The Wrestlemania result was,I personally feel, a little strange. I understood it yet it just didn’t make any sense in the long run if Sting was going to be used again. April was the last time we saw Sting make an appearance and many then questioned what WWE would do with the Icon upon his return. As Summerslam drew near, rumours spread of Sting & Taker being in the same building for Raw. After Battleground however, that came to nothing when the Deadman interfered in the evening’s previous world title match to exact his revenge on Brock Lesnar. So what else did WWE have in the pipeline for Sting? Well, as we entered Raw’s final segment where Seth Rollins statue was to be unveiled WWE then revealed their next PPV main event as Sting was the one under the cloth. A brawl broke out between Seth and Sting, chaos ensued as the WWE champion was sent flying over the ropes as the Icon lifted the WWE title above his head in celebration.
Now I’m quite intrigued at the prospect of a feud between Sting and Seth Rollins, it gives the Icon another platform to perform on and it also continues his anti-authority gimmick.
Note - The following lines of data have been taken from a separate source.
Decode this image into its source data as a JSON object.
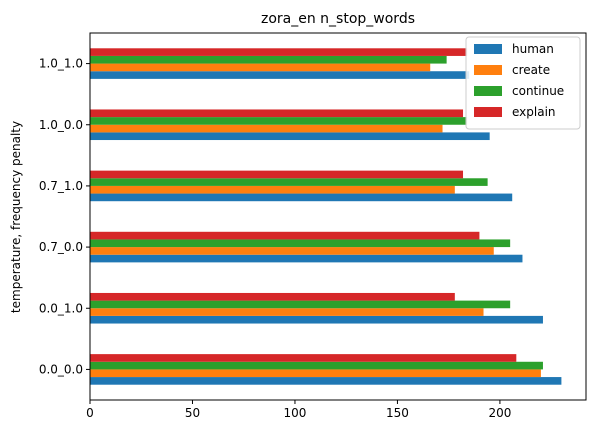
{
  "chart_data": {
    "type": "bar",
    "orientation": "horizontal",
    "title": "zora_en n_stop_words",
    "xlabel": "",
    "ylabel": "temperature, frequency penalty",
    "categories": [
      "0.0_0.0",
      "0.0_1.0",
      "0.7_0.0",
      "0.7_1.0",
      "1.0_0.0",
      "1.0_1.0"
    ],
    "xlim": [
      0,
      242
    ],
    "xticks": [
      0,
      50,
      100,
      150,
      200
    ],
    "series": [
      {
        "name": "human",
        "color": "#1f77b4",
        "values": [
          230,
          221,
          211,
          206,
          195,
          185
        ]
      },
      {
        "name": "create",
        "color": "#ff7f0e",
        "values": [
          220,
          192,
          197,
          178,
          172,
          166
        ]
      },
      {
        "name": "continue",
        "color": "#2ca02c",
        "values": [
          221,
          205,
          205,
          194,
          184,
          174
        ]
      },
      {
        "name": "explain",
        "color": "#d62728",
        "values": [
          208,
          178,
          190,
          182,
          182,
          184
        ]
      }
    ],
    "legend_position": "top-right",
    "grid": false
  }
}
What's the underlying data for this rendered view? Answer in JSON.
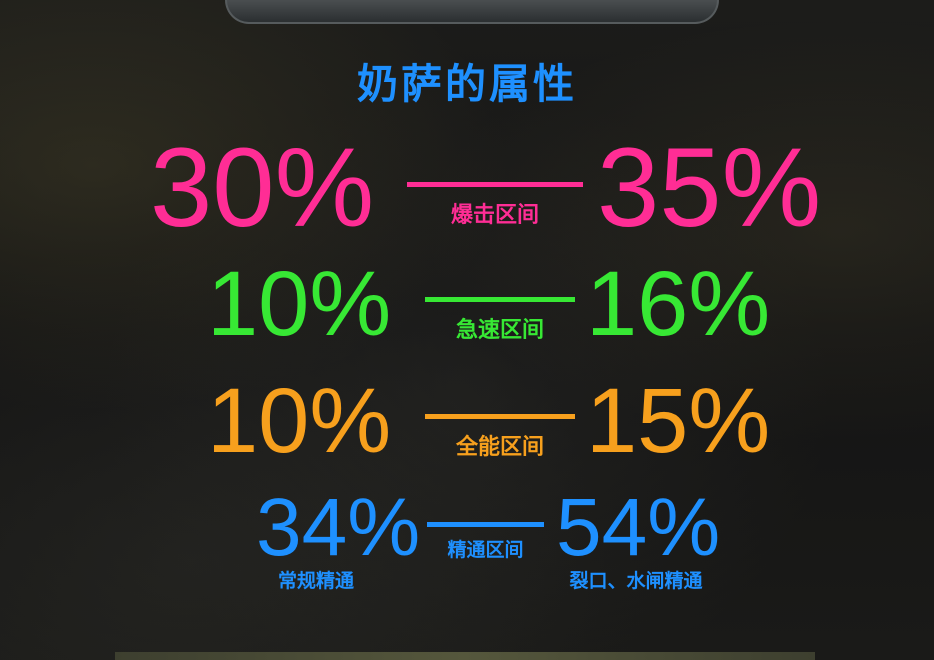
{
  "colors": {
    "pink": "#ff2d95",
    "green": "#37e834",
    "orange": "#f7a01d",
    "blue": "#1e90ff",
    "background": "#151515"
  },
  "title": "奶萨的属性",
  "rows": [
    {
      "low": "30%",
      "label": "爆击区间",
      "high": "35%"
    },
    {
      "low": "10%",
      "label": "急速区间",
      "high": "16%"
    },
    {
      "low": "10%",
      "label": "全能区间",
      "high": "15%"
    },
    {
      "low": "34%",
      "label": "精通区间",
      "high": "54%",
      "low_note": "常规精通",
      "high_note": "裂口、水闸精通"
    }
  ]
}
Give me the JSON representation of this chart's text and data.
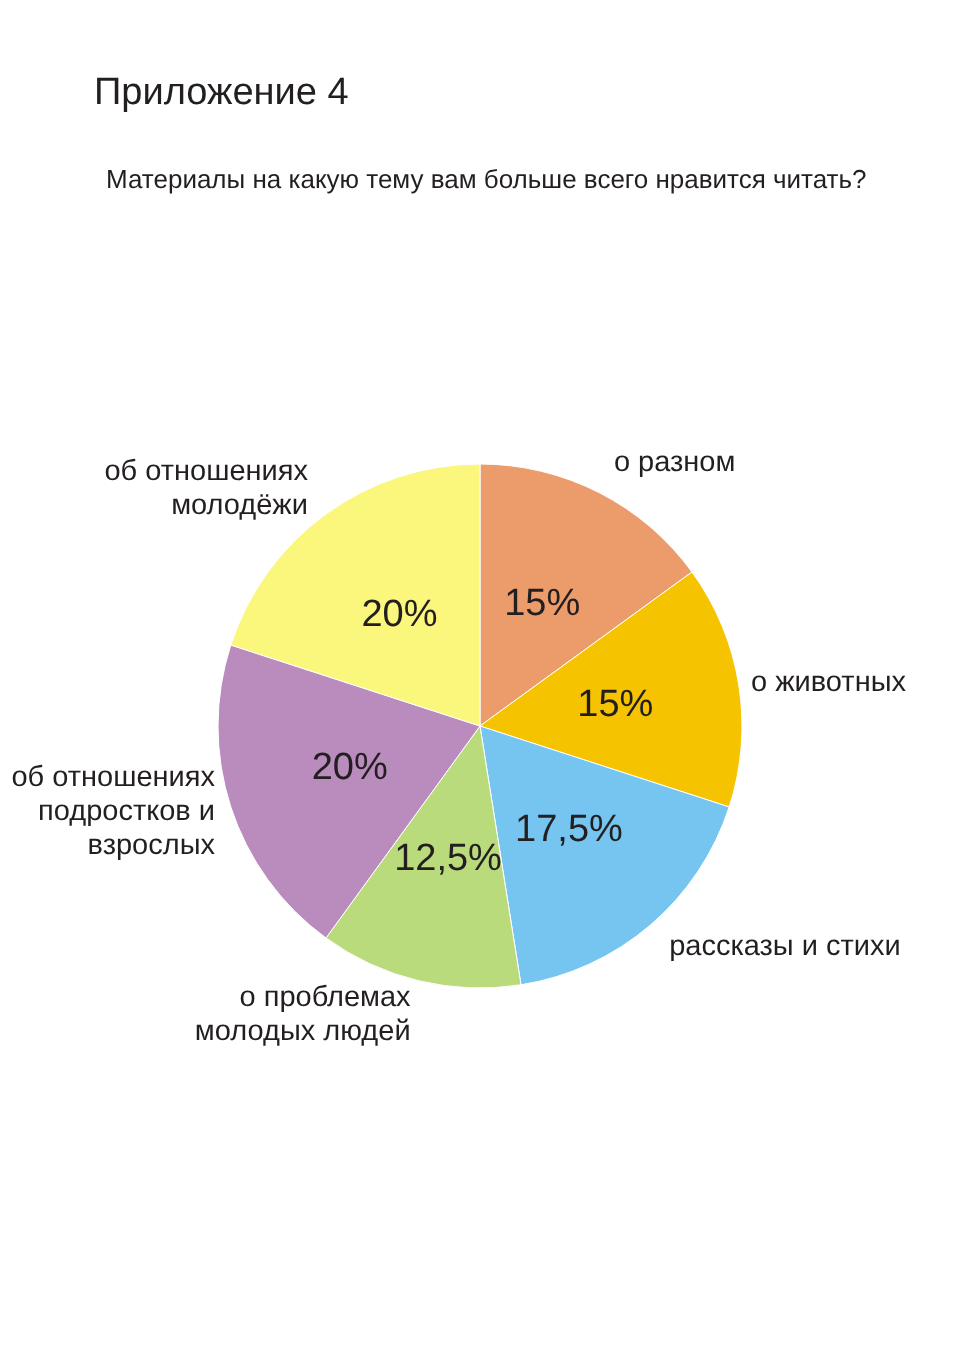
{
  "chart_data": {
    "type": "pie",
    "title": "Приложение 4",
    "subtitle": "Материалы на какую тему вам больше всего нравится читать?",
    "categories": [
      "о разном",
      "о животных",
      "рассказы и стихи",
      "о проблемах молодых людей",
      "об отношениях подростков и взрослых",
      "об отношениях молодёжи"
    ],
    "values": [
      15,
      15,
      17.5,
      12.5,
      20,
      20
    ],
    "colors": [
      "#ec9b6b",
      "#f5c300",
      "#76c5f0",
      "#b9db7b",
      "#b98cbd",
      "#fbf67c"
    ],
    "value_labels": [
      "15%",
      "15%",
      "17,5%",
      "12,5%",
      "20%",
      "20%"
    ]
  }
}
For Rollins it gives him one more big PPV main event against a wrestling legend and further opportunity to cement his status as WWE champion. Sting’s return on Raw was a great way to bring him back and it really made that episode of Raw oh so special. My concern however comes with WWE’s booking of Sting, which personally has been mediocre from the beginning.
For the last twenty-five years Sting has been the good guy on almost every occasion, he’s the face that can outwit the heel, yet he keeps the bad guy aura round him and with that fans rally behind him. When he reinvented himself in 1996 ,WCW did a tremendous job of booking Sting, from hanging in the rafters to striking when the time was right the Atlanta-based company did it with ease. For decades he avoided the call of the WWF/E and fans, critics and peers have applauded him for it, Maybe Sting avoided the jump for what is happening right now, and the reason is that I don’t think WWE can affectively book WCW creation Sting to the best of his abilities. His antics since the Raw after Summerslam have been infantile, a wrestling legend with a duster in his hand? Are WWE serious?
Goldberg’s WWE run was hampered by inept booking and he was very vocal about it when he departed the company in 2004. Right now I feel the same is happening with Sting, the loss to Triple H at Wrestlemania was the first mistake. WWE should have struck while the iron was hot in April and not allow Sting to look weak. Now against Seth Rollins WWE I feel, have once more put themselves into a corner with the WWE title match at Night of Champions. If Sting wins it makes Rollins look weaker than Triple H, if Sting loses it further devalues the Icon within WWE. The WCW version of Sting was a marvel, a booking genius that made Steve Borden a mega star in the wrestling industry and his time in WCW only enhanced his reputation to a legion of fans.
The Sting we have in 2015 is a pale version of his former self, gone is the brooding, mysterious vigilante, the man who set a trend in WCW and TNA. The crazed mad man is no more and what we have is Vince McMahon’s PG version of the Icon….because no one man is bigger than WWE.